Controleer of Java op uw systeem is geïnstalleerd. Open hiervoor een terminal en typ het volgende commando: Java -version. Mac OS X wordt geleverd met vooraf geïnstalleerde Java-runtime-omgeving en de bijbehorende Java-ontwikkelaarskit (JDK), dus u zou een versie van Java moeten zien afgedrukt in de terminal. Vanaf juni 2011 is de huidige versie van Java voor Mac OS X Java 1.6, dus als u een lager versienummer ziet afgedrukt in uw terminal, dan moet u de software van uw systeem bijwerken via de ingebouwde software-update hulpmiddel.
Open Xcode en maak een nieuw project op basis van de lege sjabloon onder het OS X-tabblad. Gebruikers die bekend zijn met verouderde versies van Xcode (de huidige versie van Xcode vanaf juni 2011 is Xcode 4) onthoud dat er vroeger sjablonen waren voor verschillende soorten Java-applicaties, maar dit is niet langer de geval. Je krijgt een volledig kaal Xcode-project te zien.
Maak het Java-hoofdbestand voor uw toepassing door "Nieuw bestand" te selecteren in het bestandsmenu en het bestand "Hoofd" te noemen met de extensie ".java"; alle Java-toepassingen moeten een hoofdbestand hebben.
Klik met de rechtermuisknop op het linkerdeelvenster van de IDE en selecteer de optie "Groep toevoegen". Hiermee wordt binnen het project een map met een eigen naam naar keuze gemaakt, zodat u uw Xcode-project op een logische manier kunt organiseren.
Begin met het schrijven van de code voor uw toepassing. Ervan uitgaande dat er niets mis is met uw Xcode-installatie of uw Java-installatie, zou Xcode automatisch syntaxisaccentuering voor uw Java-code moeten bieden.

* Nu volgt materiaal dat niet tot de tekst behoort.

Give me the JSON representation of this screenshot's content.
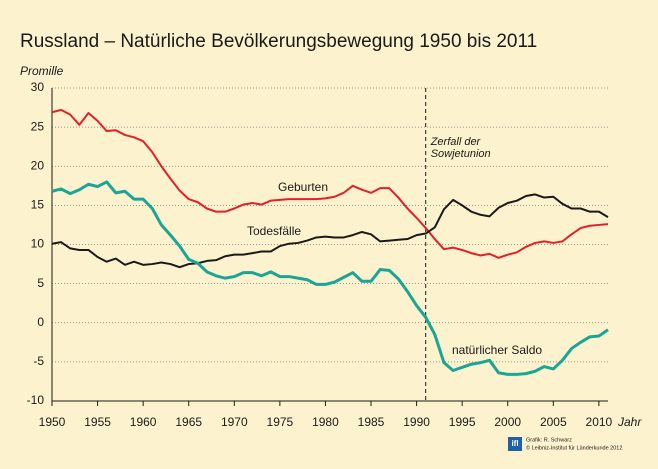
{
  "chart_data": {
    "type": "line",
    "title": "Russland – Natürliche Bevölkerungsbewegung 1950 bis 2011",
    "y_label": "Promille",
    "x_label": "Jahr",
    "x": [
      1950,
      1951,
      1952,
      1953,
      1954,
      1955,
      1956,
      1957,
      1958,
      1959,
      1960,
      1961,
      1962,
      1963,
      1964,
      1965,
      1966,
      1967,
      1968,
      1969,
      1970,
      1971,
      1972,
      1973,
      1974,
      1975,
      1976,
      1977,
      1978,
      1979,
      1980,
      1981,
      1982,
      1983,
      1984,
      1985,
      1986,
      1987,
      1988,
      1989,
      1990,
      1991,
      1992,
      1993,
      1994,
      1995,
      1996,
      1997,
      1998,
      1999,
      2000,
      2001,
      2002,
      2003,
      2004,
      2005,
      2006,
      2007,
      2008,
      2009,
      2010,
      2011
    ],
    "series": [
      {
        "name": "Geburten",
        "color": "#e3202a",
        "values": [
          26.9,
          27.2,
          26.6,
          25.3,
          26.8,
          25.8,
          24.5,
          24.6,
          24.0,
          23.7,
          23.2,
          21.8,
          20.0,
          18.4,
          16.9,
          15.8,
          15.4,
          14.6,
          14.2,
          14.2,
          14.6,
          15.1,
          15.3,
          15.1,
          15.6,
          15.7,
          15.8,
          15.8,
          15.8,
          15.8,
          15.9,
          16.1,
          16.6,
          17.5,
          17.0,
          16.6,
          17.2,
          17.2,
          16.0,
          14.6,
          13.4,
          12.1,
          10.7,
          9.4,
          9.6,
          9.3,
          8.9,
          8.6,
          8.8,
          8.3,
          8.7,
          9.0,
          9.7,
          10.2,
          10.4,
          10.2,
          10.4,
          11.3,
          12.1,
          12.4,
          12.5,
          12.6
        ]
      },
      {
        "name": "Todesfälle",
        "color": "#1a1a1a",
        "values": [
          10.1,
          10.3,
          9.5,
          9.3,
          9.3,
          8.4,
          7.8,
          8.2,
          7.4,
          7.8,
          7.4,
          7.5,
          7.7,
          7.5,
          7.1,
          7.5,
          7.6,
          7.9,
          8.0,
          8.5,
          8.7,
          8.7,
          8.9,
          9.1,
          9.1,
          9.8,
          10.1,
          10.2,
          10.5,
          10.9,
          11.0,
          10.9,
          10.9,
          11.2,
          11.6,
          11.3,
          10.4,
          10.5,
          10.6,
          10.7,
          11.2,
          11.4,
          12.2,
          14.5,
          15.7,
          15.0,
          14.2,
          13.8,
          13.6,
          14.7,
          15.3,
          15.6,
          16.2,
          16.4,
          16.0,
          16.1,
          15.2,
          14.6,
          14.6,
          14.2,
          14.2,
          13.5
        ]
      },
      {
        "name": "natürlicher Saldo",
        "color": "#1aa597",
        "values": [
          16.8,
          17.1,
          16.5,
          17.0,
          17.7,
          17.4,
          18.0,
          16.6,
          16.8,
          15.8,
          15.8,
          14.6,
          12.5,
          11.2,
          9.8,
          8.1,
          7.6,
          6.5,
          6.0,
          5.7,
          5.9,
          6.4,
          6.4,
          6.0,
          6.5,
          5.9,
          5.9,
          5.7,
          5.5,
          4.9,
          4.9,
          5.2,
          5.8,
          6.4,
          5.3,
          5.3,
          6.8,
          6.7,
          5.6,
          4.0,
          2.2,
          0.7,
          -1.5,
          -5.1,
          -6.1,
          -5.7,
          -5.3,
          -5.1,
          -4.8,
          -6.4,
          -6.6,
          -6.6,
          -6.5,
          -6.2,
          -5.6,
          -5.9,
          -4.8,
          -3.3,
          -2.5,
          -1.8,
          -1.7,
          -0.9
        ]
      }
    ],
    "annotation": {
      "x": 1991,
      "lines": [
        "Zerfall der",
        "Sowjetunion"
      ]
    },
    "xlim": [
      1950,
      2011
    ],
    "xticks": [
      1950,
      1955,
      1960,
      1965,
      1970,
      1975,
      1980,
      1985,
      1990,
      1995,
      2000,
      2005,
      2010
    ],
    "ylim": [
      -10,
      30
    ],
    "yticks": [
      -10,
      -5,
      0,
      5,
      10,
      15,
      20,
      25,
      30
    ],
    "grid": true,
    "credits": {
      "logo": "ifl",
      "lines": [
        "Grafik: R. Schwarz",
        "© Leibniz-Institut für Länderkunde 2012"
      ]
    }
  }
}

Hoewel Java ooit goed werd ondersteund in Xcode, blijft de ondersteuning achter bij de ondersteuning van andere talen, met name Objective-C, C en C++. Het kan bijvoorbeeld zijn dat de syntaxisaccentuering voor Java niet zo compleet is als voor die talen of zo specifiek is als in IDE's voor Java.